Our recommendation is to release the existing prototype implementation as a new ICQC query type without the support for cross-subnet calls and replicated execution and then work on those two features separately. The new query type ensures that we don’t break the existing queries that may be used in replicated mode.

A draft of a motion proposal describing this plan will be shared soon.

9 Likes

Why can we even call a queries in replicated mode? Shouldn’t it be up to the canister controller to decide be specifying either a query or “normal” function?

1 Like

Shouldn’t it be up to the canister controller to decide be specifying either a query or “normal” function?

Absolutely! The owner of the canister decides whether a method is a query or an update by annotating it correspondingly in the Wasm source code: queries are exported as canister_query <query_name> and updates as canister_update <update_name>.

That’s said, it is possible and sometimes useful to run a query in replicated mode. The query still keeps its query semantics in the sense that it is still read-only and discards state changes, but the execution happens on all nodes of the subnet. That means that the result of execution goes through consensus and is signed by the subnet key, so the result is more trustworthy compared to non-replicated execution.

Another case when a query runs in replicated mode is when an update method calls a query method.

4 Likes

But can the caller trigger running a query in replicated mode? If so, doesn’t that open the gates for some cycle draining attacks? I know that there are plans to charge for queries in the future, but still I’d assume running a query in replicated mode is more expensive than non replicated mode.

But can the caller trigger running a query in replicated mode?

If the caller is running as an update method, then yes. It has been always possible to call a query from an update. If the query performs some very expensive computation, then there is a potential for a cycle draining attack. One way to protect against it would be to inspect the caller_id and refuse to do the expensive computation. Ideally, queries are fast and do not perform expensive computations.

1 Like

I posted the draft of the motion proposal about the new query type and releasing the prototype implementation here:

Thank you for the excellent write-up!

What follows from the query isolation and state modification properties is that we need to clone or copy the canister state in order to execute an ICQC query. If the ICQC query calls another ICQC query, then we need to clone the other canister state as well.

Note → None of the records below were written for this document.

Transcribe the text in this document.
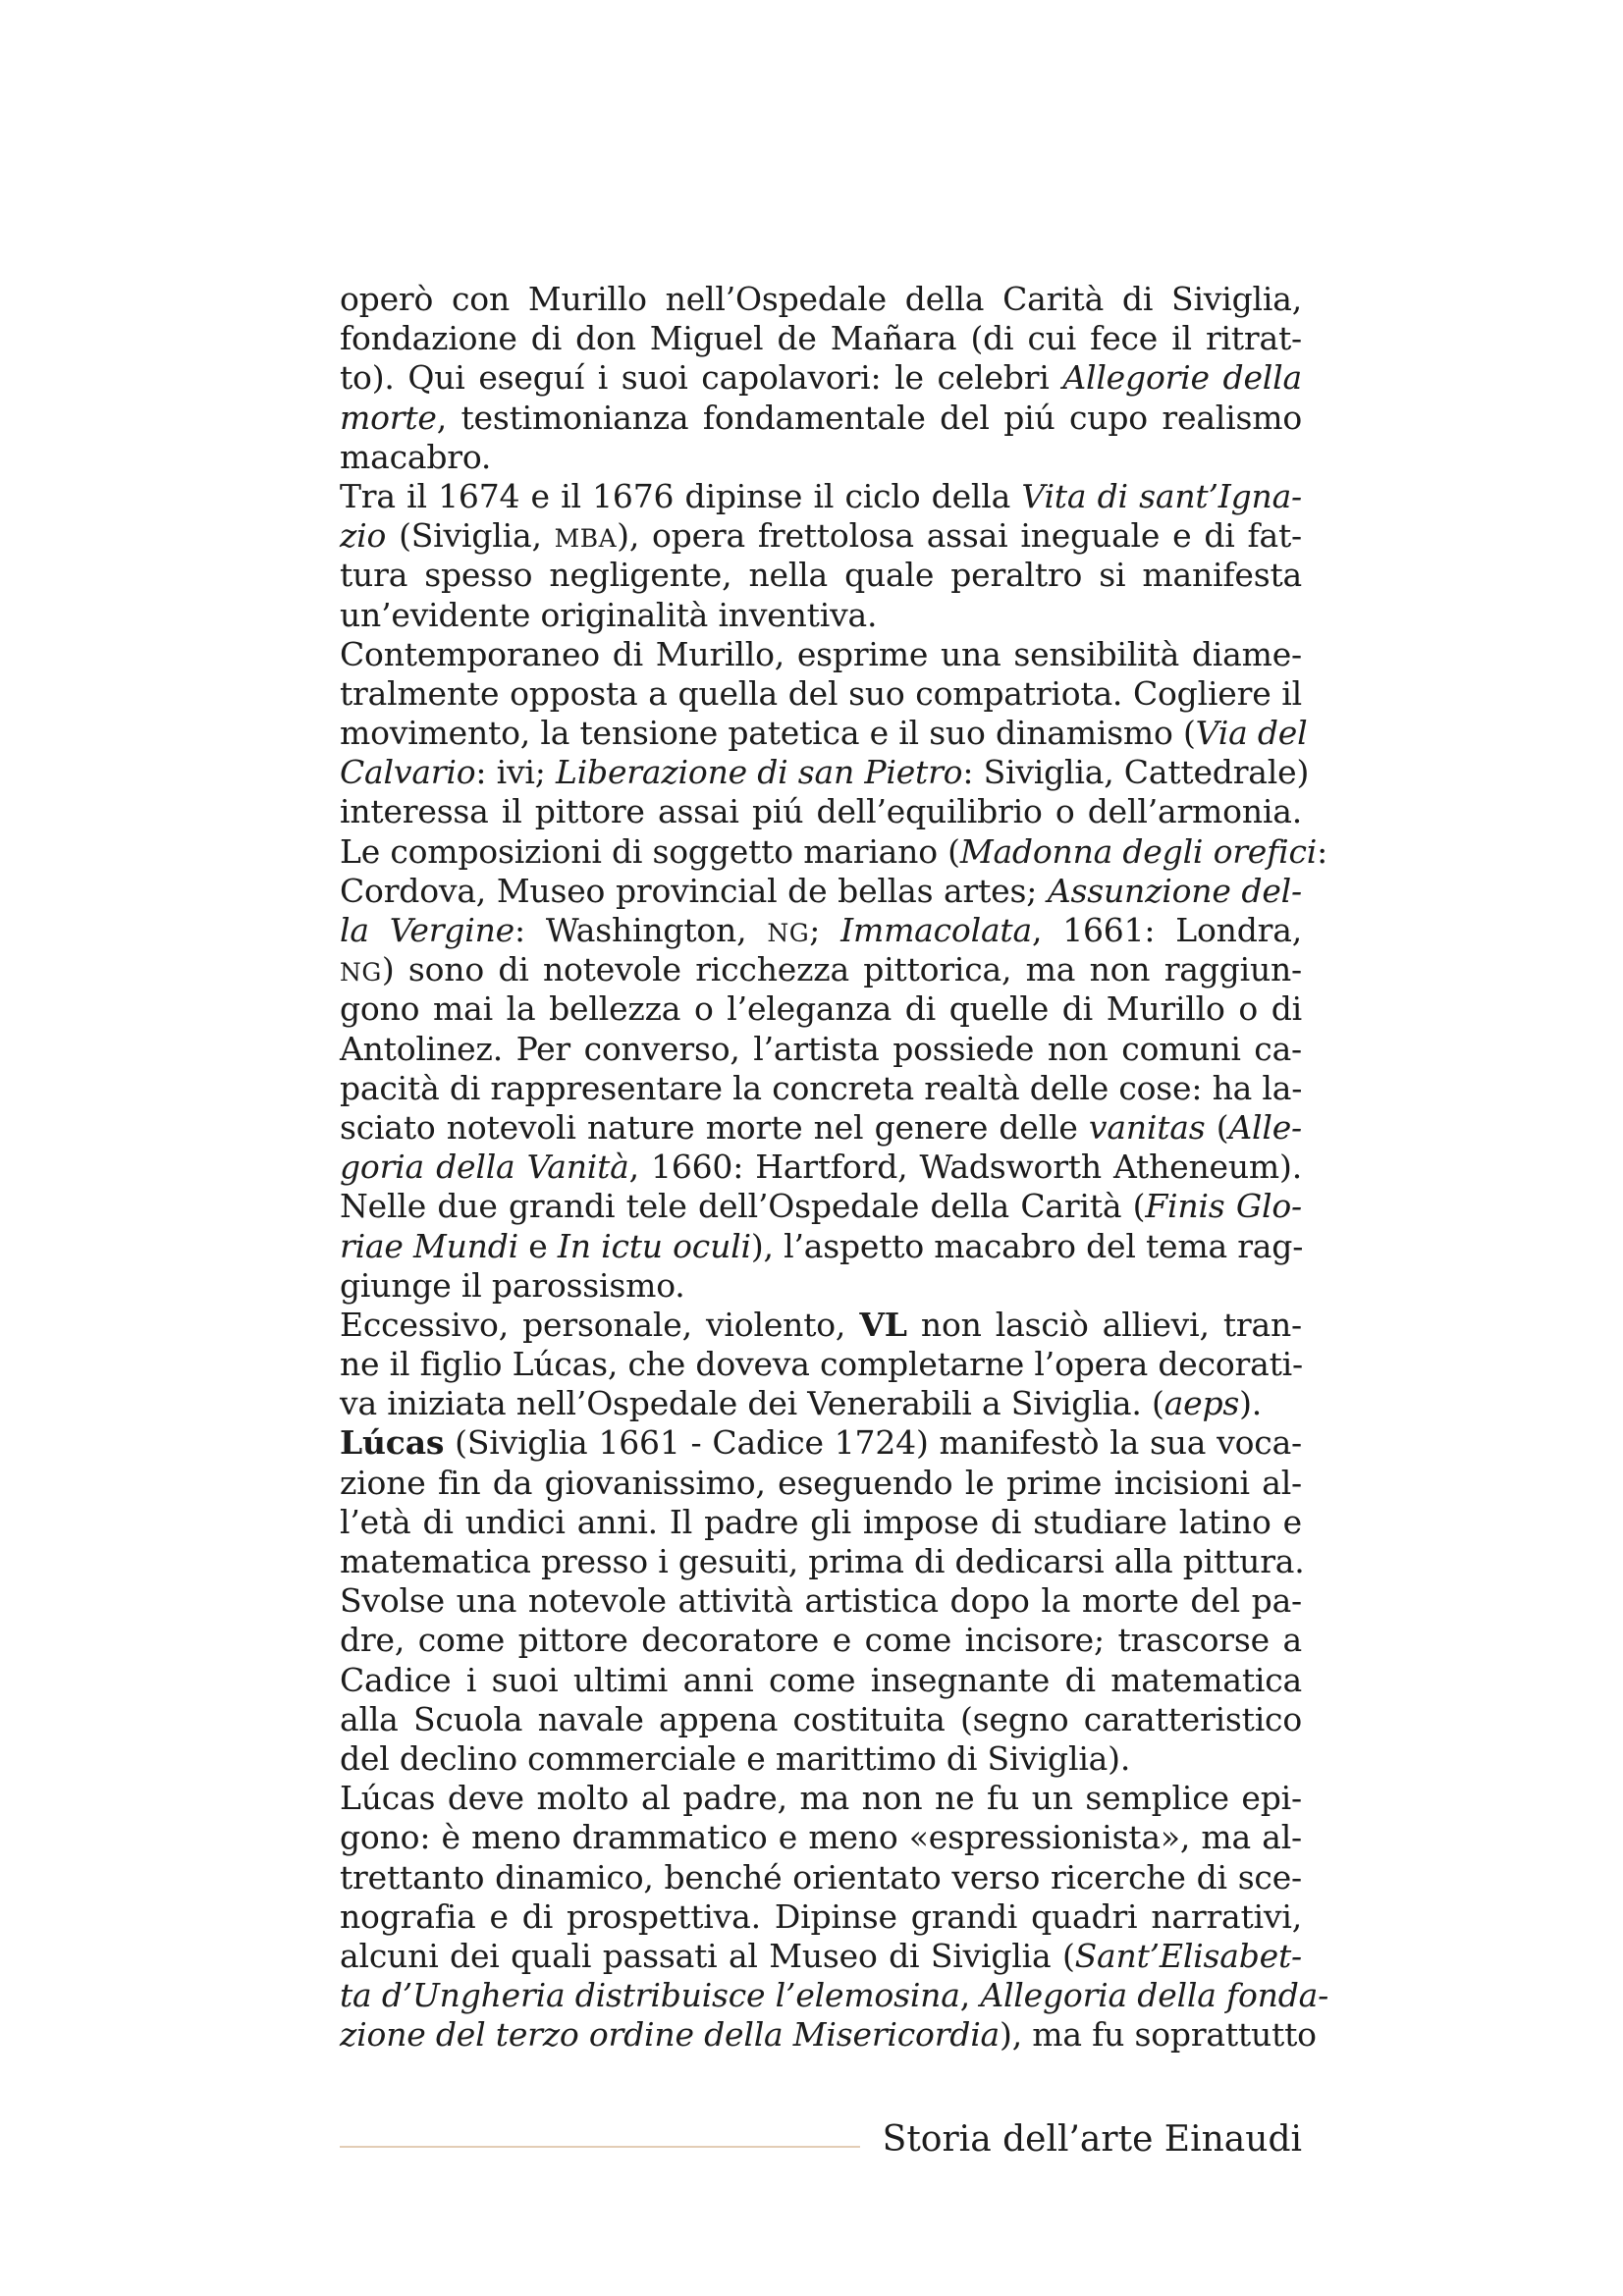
operò con Murillo nell’Ospedale della Carità di Siviglia,
fondazione di don Miguel de Mañara (di cui fece il ritrat-
to). Qui eseguí i suoi capolavori: le celebri Allegorie della
morte, testimonianza fondamentale del piú cupo realismo
macabro.
Tra il 1674 e il 1676 dipinse il ciclo della Vita di sant’Igna-
zio (Siviglia, MBA), opera frettolosa assai ineguale e di fat-
tura spesso negligente, nella quale peraltro si manifesta
un’evidente originalità inventiva.
Contemporaneo di Murillo, esprime una sensibilità diame-
tralmente opposta a quella del suo compatriota. Cogliere il
movimento, la tensione patetica e il suo dinamismo (Via del
Calvario: ivi; Liberazione di san Pietro: Siviglia, Cattedrale)
interessa il pittore assai piú dell’equilibrio o dell’armonia.
Le composizioni di soggetto mariano (Madonna degli orefici:
Cordova, Museo provincial de bellas artes; Assunzione del-
la Vergine: Washington, NG; Immacolata, 1661: Londra,
NG) sono di notevole ricchezza pittorica, ma non raggiun-
gono mai la bellezza o l’eleganza di quelle di Murillo o di
Antolinez. Per converso, l’artista possiede non comuni ca-
pacità di rappresentare la concreta realtà delle cose: ha la-
sciato notevoli nature morte nel genere delle vanitas (Alle-
goria della Vanità, 1660: Hartford, Wadsworth Atheneum).
Nelle due grandi tele dell’Ospedale della Carità (Finis Glo-
riae Mundi e In ictu oculi), l’aspetto macabro del tema rag-
giunge il parossismo.
Eccessivo, personale, violento, VL non lasciò allievi, tran-
ne il figlio Lúcas, che doveva completarne l’opera decorati-
va iniziata nell’Ospedale dei Venerabili a Siviglia. (aeps).
Lúcas (Siviglia 1661 - Cadice 1724) manifestò la sua voca-
zione fin da giovanissimo, eseguendo le prime incisioni al-
l’età di undici anni. Il padre gli impose di studiare latino e
matematica presso i gesuiti, prima di dedicarsi alla pittura.
Svolse una notevole attività artistica dopo la morte del pa-
dre, come pittore decoratore e come incisore; trascorse a
Cadice i suoi ultimi anni come insegnante di matematica
alla Scuola navale appena costituita (segno caratteristico
del declino commerciale e marittimo di Siviglia).
Lúcas deve molto al padre, ma non ne fu un semplice epi-
gono: è meno drammatico e meno «espressionista», ma al-
trettanto dinamico, benché orientato verso ricerche di sce-
nografia e di prospettiva. Dipinse grandi quadri narrativi,
alcuni dei quali passati al Museo di Siviglia (Sant’Elisabet-
ta d’Ungheria distribuisce l’elemosina, Allegoria della fonda-
zione del terzo ordine della Misericordia), ma fu soprattutto
Storia dell’arte Einaudi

Once this canister cloning feature is built, does that mean it will unlock the possibility for a broader change in async/await semantics for update calls? For example, update calls currently commit canister state whenever they initiate an inter-canister call (to either a query or update method). That limitation can be quite troublesome for canister developers, as they need to worry about state rollbacks and non-atomic update methods.

If this feature lands, am I correct in assuming that limitation could (technically) be lifted?

I’m looking through the interface spec trying to find a canonical location for this information. Where is this documented?